Gentlemen, as a physicist, the whole of whose life is one of sober science, the dedicated research of matter, surely I am free from any suspicion of holding any illusions.

And so I say this after my explorations of the atom: there is no matter as such.

All matter evolves and there is only one force, which causes everything from the oscillation of atoms, up to the smallest solar system of the universe [the atom] to hold together. Since there exists in the whole universe neither an intelligent force nor an eternal force, and humanity has not succeeded in discovering any long-awaited cause of perpetual motion—so we must hypothesize a deliberate intelligent spirit behind this force. This spirit is the foundation of all matter. A visible but not corruptible matter is real, true, authentic, because matter without the spirit cannot be—but the invisible, immortal Spirit is the reality! Also since a spirit cannot exist by itself, but every spirit belongs to an entity, we are forced to assume that there exist spiritual beings. However, since spirit beings cannot come into being by themselves, but must be created, so I am not shy to designate this mysterious creator, as him, whom all civilizations of the earth have called in earlier millennia: God! In this, the physicist, in dealing with the subject matter of the will, must travel from the kingdom of the substance to the realm of the Spirit. And so that is our task in the end, and we must place our research in the hands of philosophy.
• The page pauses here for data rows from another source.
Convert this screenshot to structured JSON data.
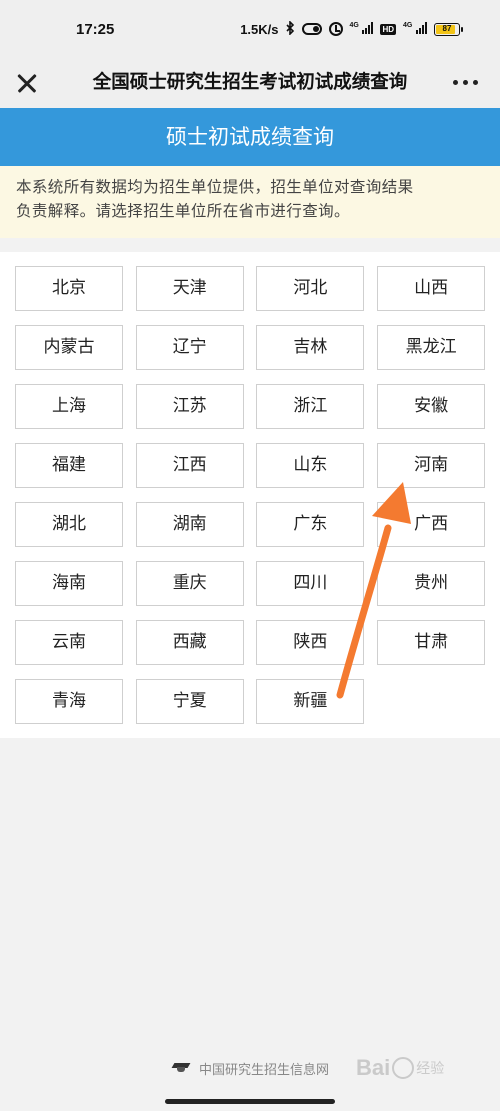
{
  "status_bar": {
    "time": "17:25",
    "net_speed": "1.5K/s",
    "network_tag_1": "4G",
    "hd_badge": "HD",
    "network_tag_2": "4G",
    "battery_level": 87,
    "battery_text": "87",
    "icons": [
      "bluetooth-icon",
      "toggle-icon",
      "alarm-icon",
      "signal-icon",
      "hd-icon",
      "signal-icon",
      "battery-icon"
    ]
  },
  "nav": {
    "title": "全国硕士研究生招生考试初试成绩查询",
    "close_icon": "close-icon",
    "more_icon": "more-icon"
  },
  "header": {
    "title": "硕士初试成绩查询",
    "background": "#3498db"
  },
  "notice": {
    "line1": "本系统所有数据均为招生单位提供，招生单位对查询结果",
    "line2": "负责解释。请选择招生单位所在省市进行查询。",
    "background": "#fcf8e3"
  },
  "provinces": [
    "北京",
    "天津",
    "河北",
    "山西",
    "内蒙古",
    "辽宁",
    "吉林",
    "黑龙江",
    "上海",
    "江苏",
    "浙江",
    "安徽",
    "福建",
    "江西",
    "山东",
    "河南",
    "湖北",
    "湖南",
    "广东",
    "广西",
    "海南",
    "重庆",
    "四川",
    "贵州",
    "云南",
    "西藏",
    "陕西",
    "甘肃",
    "青海",
    "宁夏",
    "新疆"
  ],
  "annotation": {
    "arrow_color": "#f47a30",
    "target": "河南"
  },
  "footer": {
    "text": "中国研究生招生信息网",
    "icon": "graduation-cap-icon"
  },
  "watermark": {
    "brand": "Bai",
    "brand2": "经验"
  }
}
Planck methodically deduced from his work on the nature of matter that God exists. Decades later, scientists realized that the logical inference from the big bang is that the realm of the supernatural must exist. It is not the Christian who believes, but the atheist who denies this, who is anti-intellectual.

The original quote can be found in the journal, Lebendige Erde, No 3/84 p 133. I gratefully acknowledge G.P. Orris, who translated this passage by request.
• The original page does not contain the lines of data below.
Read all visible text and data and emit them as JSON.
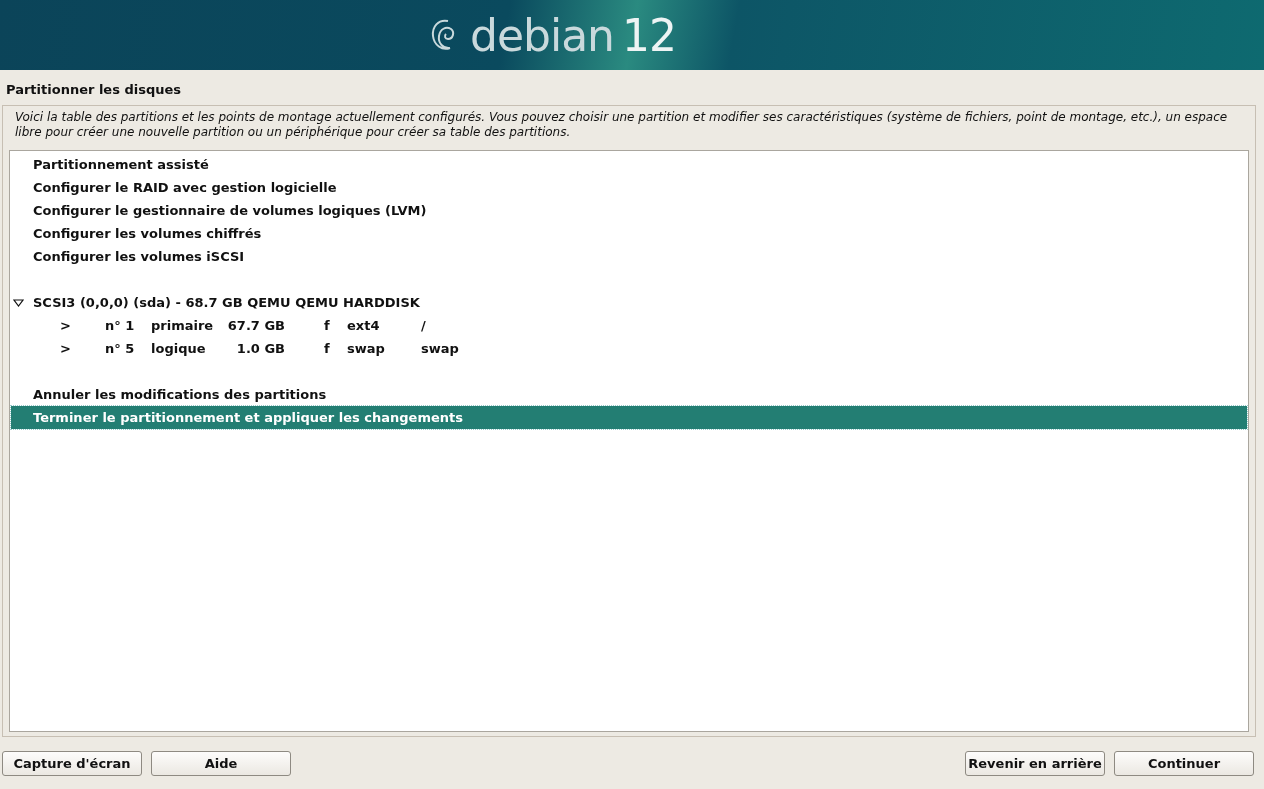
{
  "banner": {
    "logo_text": "debian",
    "version": "12"
  },
  "title": "Partitionner les disques",
  "description": "Voici la table des partitions et les points de montage actuellement configurés. Vous pouvez choisir une partition et modifier ses caractéristiques (système de fichiers, point de montage, etc.), un espace libre pour créer une nouvelle partition ou un périphérique pour créer sa table des partitions.",
  "groups": [
    {
      "items": [
        {
          "kind": "action",
          "label": "Partitionnement assisté",
          "selected": false
        },
        {
          "kind": "action",
          "label": "Configurer le RAID avec gestion logicielle",
          "selected": false
        },
        {
          "kind": "action",
          "label": "Configurer le gestionnaire de volumes logiques (LVM)",
          "selected": false
        },
        {
          "kind": "action",
          "label": "Configurer les volumes chiffrés",
          "selected": false
        },
        {
          "kind": "action",
          "label": "Configurer les volumes iSCSI",
          "selected": false
        }
      ]
    },
    {
      "items": [
        {
          "kind": "disk",
          "label": "SCSI3 (0,0,0) (sda) - 68.7 GB QEMU QEMU HARDDISK",
          "selected": false,
          "expanded": true,
          "children": [
            {
              "kind": "partition",
              "marker": ">",
              "number": "n° 1",
              "type": "primaire",
              "size": "67.7 GB",
              "flag": "f",
              "filesystem": "ext4",
              "mount": "/",
              "selected": false
            },
            {
              "kind": "partition",
              "marker": ">",
              "number": "n° 5",
              "type": "logique",
              "size": "1.0 GB",
              "flag": "f",
              "filesystem": "swap",
              "mount": "swap",
              "selected": false
            }
          ]
        }
      ]
    },
    {
      "items": [
        {
          "kind": "action",
          "label": "Annuler les modifications des partitions",
          "selected": false
        },
        {
          "kind": "action",
          "label": "Terminer le partitionnement et appliquer les changements",
          "selected": true
        }
      ]
    }
  ],
  "buttons_left": [
    "Capture d'écran",
    "Aide"
  ],
  "buttons_right": [
    "Revenir en arrière",
    "Continuer"
  ]
}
Image credit: Jonas Schmöle, Vienna Quantum Group.

2 thoughts on “Planck’s logical argument for God

  1. You begin with “Modern atheists like to paint a picture of Christianity as inherently anti-intellectual.” …then immediately contradict yourself by listing several scientists that were religious. I don’t know any thinking atheists that don’t know this. Atheists do not paint Christianity as anti-intellectual..In fact, they paint all religions as a traditional folk lore. It’s the unproven, blind acceptance of an invisible god or gods that bother us. Further, we’re pretty tired of having this delusion forced down our throats as if it is a reality, and we have to live with it.

    Your title would imply that Planck has a logical argument for god. In fact, he is quoted as saying “so we must hypothesize a deliberate intelligent spirit behind this force”. Any scientist can tell you that a hypothesis is just a guess, nothing more. He prattled on for awhile, but offered no logical argument for anything.

  2. Atheists do not paint Christianity as anti-intellectual..

    That’s a lie. There’s a reason Christians are not entirely welcome in academia.

    It’s the unproven, blind acceptance of an invisible god or gods that bother us. Further, we’re pretty tired of having this delusion forced down our throats as if it is a reality, and we have to live with it.

    It’s not a delusion. In order for a belief to be a delusion, you have to first show that the belief is false. Go ahead and show me that God doesn’t exist.

    He prattled on for awhile, but offered no logical argument for anything.

    Just because you didn’t understand it doesn’t mean it’s not a logical argument.

    And what is it with you atheists refusing to capitalize the ‘g’ in God? It just makes you look foolish that you don’t understand the concept of a proper noun.